Kings general manager Dean Lombardi said he supported Johnson staying in school.
"We were prepared to be patient when we made this deal," Lombardi said. "It'll be good for him to spend another year there."
Rutherford said he had decided last week not to trade Johnson, but then talks with the Kings picked up.
"We just felt that we're getting a very good NHL defenceman in Tim Gleason," he explained. "He's still a young guy, he still has an upside, and both of those players will come in and be with us now, instead of waiting for the development of Jack Johnson, who in my opinion is going to be a very, very good, if not great, NHL player.
"Everybody has decisions to make. (He) wanted to spend another year in school. I think that, in his best interests, for his development, that he should be playing pro now. He's ready to do that. The sooner he starts playing pro, the sooner he starts to develop into a real good NHL player."
Rutherford believes the Hurricanes received good value for Johnson.
"We got two players we feel made our team a lot stronger," he said.
Lombardi acknowledged that Belanger and Gleason could have helped the Kings immediately, but he wanted to gamble on Johnson.
"He potentially fills a position that's hard to find. These type players aren't often available at a young age. We felt we had to be fairly aggressive," he said. "The kid is a competitor. He's going to be every bit as good as he can be."

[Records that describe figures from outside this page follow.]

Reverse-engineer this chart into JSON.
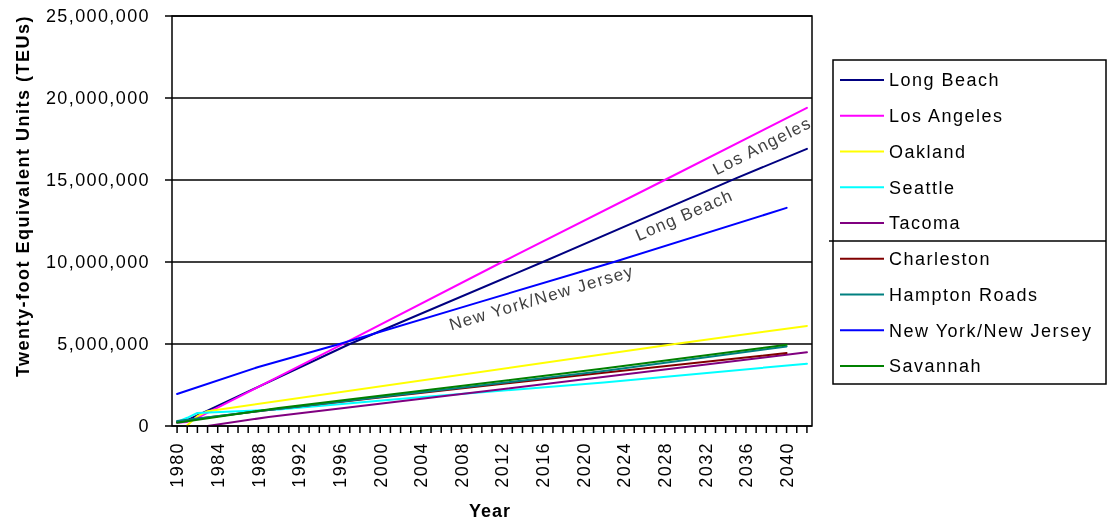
{
  "chart_data": {
    "type": "line",
    "xlabel": "Year",
    "ylabel": "Twenty-foot Equivalent Units (TEUs)",
    "xlim": [
      1979.5,
      2042.5
    ],
    "xticks": [
      1980,
      {
        "value": 1981,
        "label": null
      },
      {
        "value": 1982,
        "label": null
      },
      {
        "value": 1983,
        "label": null
      },
      1984,
      {
        "value": 1985,
        "label": null
      },
      {
        "value": 1986,
        "label": null
      },
      {
        "value": 1987,
        "label": null
      },
      1988,
      {
        "value": 1989,
        "label": null
      },
      {
        "value": 1990,
        "label": null
      },
      {
        "value": 1991,
        "label": null
      },
      1992,
      {
        "value": 1993,
        "label": null
      },
      {
        "value": 1994,
        "label": null
      },
      {
        "value": 1995,
        "label": null
      },
      1996,
      {
        "value": 1997,
        "label": null
      },
      {
        "value": 1998,
        "label": null
      },
      {
        "value": 1999,
        "label": null
      },
      2000,
      {
        "value": 2001,
        "label": null
      },
      {
        "value": 2002,
        "label": null
      },
      {
        "value": 2003,
        "label": null
      },
      2004,
      {
        "value": 2005,
        "label": null
      },
      {
        "value": 2006,
        "label": null
      },
      {
        "value": 2007,
        "label": null
      },
      2008,
      {
        "value": 2009,
        "label": null
      },
      {
        "value": 2010,
        "label": null
      },
      {
        "value": 2011,
        "label": null
      },
      2012,
      {
        "value": 2013,
        "label": null
      },
      {
        "value": 2014,
        "label": null
      },
      {
        "value": 2015,
        "label": null
      },
      2016,
      {
        "value": 2017,
        "label": null
      },
      {
        "value": 2018,
        "label": null
      },
      {
        "value": 2019,
        "label": null
      },
      2020,
      {
        "value": 2021,
        "label": null
      },
      {
        "value": 2022,
        "label": null
      },
      {
        "value": 2023,
        "label": null
      },
      2024,
      {
        "value": 2025,
        "label": null
      },
      {
        "value": 2026,
        "label": null
      },
      {
        "value": 2027,
        "label": null
      },
      2028,
      {
        "value": 2029,
        "label": null
      },
      {
        "value": 2030,
        "label": null
      },
      {
        "value": 2031,
        "label": null
      },
      2032,
      {
        "value": 2033,
        "label": null
      },
      {
        "value": 2034,
        "label": null
      },
      {
        "value": 2035,
        "label": null
      },
      2036,
      {
        "value": 2037,
        "label": null
      },
      {
        "value": 2038,
        "label": null
      },
      {
        "value": 2039,
        "label": null
      },
      2040,
      {
        "value": 2041,
        "label": null
      },
      {
        "value": 2042,
        "label": null
      }
    ],
    "ylim": [
      0,
      25000000
    ],
    "yticks": [
      0,
      {
        "value": 5000000,
        "label": "5,000,000"
      },
      {
        "value": 10000000,
        "label": "10,000,000"
      },
      {
        "value": 15000000,
        "label": "15,000,000"
      },
      {
        "value": 20000000,
        "label": "20,000,000"
      },
      {
        "value": 25000000,
        "label": "25,000,000"
      }
    ],
    "grid": "y",
    "legend": "right",
    "series": [
      {
        "name": "Long Beach",
        "color": "#000080",
        "x": [
          1980,
          1981,
          1982,
          1997,
          2016,
          2035,
          2042
        ],
        "values": [
          250000,
          350000,
          650000,
          5000000,
          10000000,
          15100000,
          16900000
        ]
      },
      {
        "name": "Los Angeles",
        "color": "#ff00ff",
        "x": [
          1980,
          1981,
          1982,
          1996,
          2012,
          2028,
          2042
        ],
        "values": [
          200000,
          250000,
          500000,
          4900000,
          10000000,
          15000000,
          19400000
        ]
      },
      {
        "name": "Oakland",
        "color": "#ffff00",
        "x": [
          1981,
          1982,
          1983,
          2029,
          2042
        ],
        "values": [
          50000,
          600000,
          900000,
          5000000,
          6100000
        ]
      },
      {
        "name": "Seattle",
        "color": "#00ffff",
        "x": [
          1980,
          1981,
          1982,
          1990,
          2003,
          2022,
          2042
        ],
        "values": [
          250000,
          500000,
          800000,
          1000000,
          1700000,
          2650000,
          3800000
        ]
      },
      {
        "name": "Tacoma",
        "color": "#800080",
        "x": [
          1983,
          1989,
          2008,
          2042
        ],
        "values": [
          0,
          550000,
          1950000,
          4500000
        ]
      },
      {
        "name": "Charleston",
        "color": "#800000",
        "x": [
          1980,
          1982,
          1990,
          2022,
          2040
        ],
        "values": [
          250000,
          450000,
          1050000,
          3250000,
          4450000
        ]
      },
      {
        "name": "Hampton Roads",
        "color": "#008080",
        "x": [
          1980,
          1990,
          2022,
          2040
        ],
        "values": [
          300000,
          1050000,
          3350000,
          4850000
        ]
      },
      {
        "name": "New York/New Jersey",
        "color": "#0000ff",
        "x": [
          1980,
          1988,
          1996,
          2010,
          2023,
          2040
        ],
        "values": [
          1950000,
          3600000,
          5000000,
          7600000,
          10000000,
          13300000
        ]
      },
      {
        "name": "Savannah",
        "color": "#008000",
        "x": [
          1980,
          1990,
          2022,
          2040
        ],
        "values": [
          200000,
          1100000,
          3500000,
          4950000
        ]
      }
    ],
    "annotations": [
      {
        "text": "Los Angeles",
        "x": 2037,
        "y": 17800000
      },
      {
        "text": "Long Beach",
        "x": 2029.4,
        "y": 13600000
      },
      {
        "text": "New York/New Jersey",
        "x": 2015.5,
        "y": 8600000
      }
    ]
  }
}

Carolina has been in need of blue-line help after losing defenceman Aaron Ward to free agency in the off-season and learning it would be without Frantisek Kaberle for up to six months while he recovers from shoulder surgery.
In Gleason, they get a former first-round pick who had two goals and 19 assists in 78 games during his sophomore season with the Kings. The 23-year-old, who will make US$1.2 million this season, was acquired by the Kings from Ottawa for Bryan Smolinski at the trade deadline in 2003.
Belanger, 28, set career-highs with 17 goals, 20 assists and 62 penalty minutes last season, his fifth with the Kings. He will make $1.3 million this year.
The Hurricanes included Tverdovsky in the deal because the Kings wanted an NHL-ready defenceman to replace Gleason, and Carolina was seeking financial flexibility.
The 30-year-old Tverdovsky is owed $5 million over the next two years. The Kings will be his fifth team in his 12th NHL season. In 687 career games, he has recorded 77 goals and 236 assists.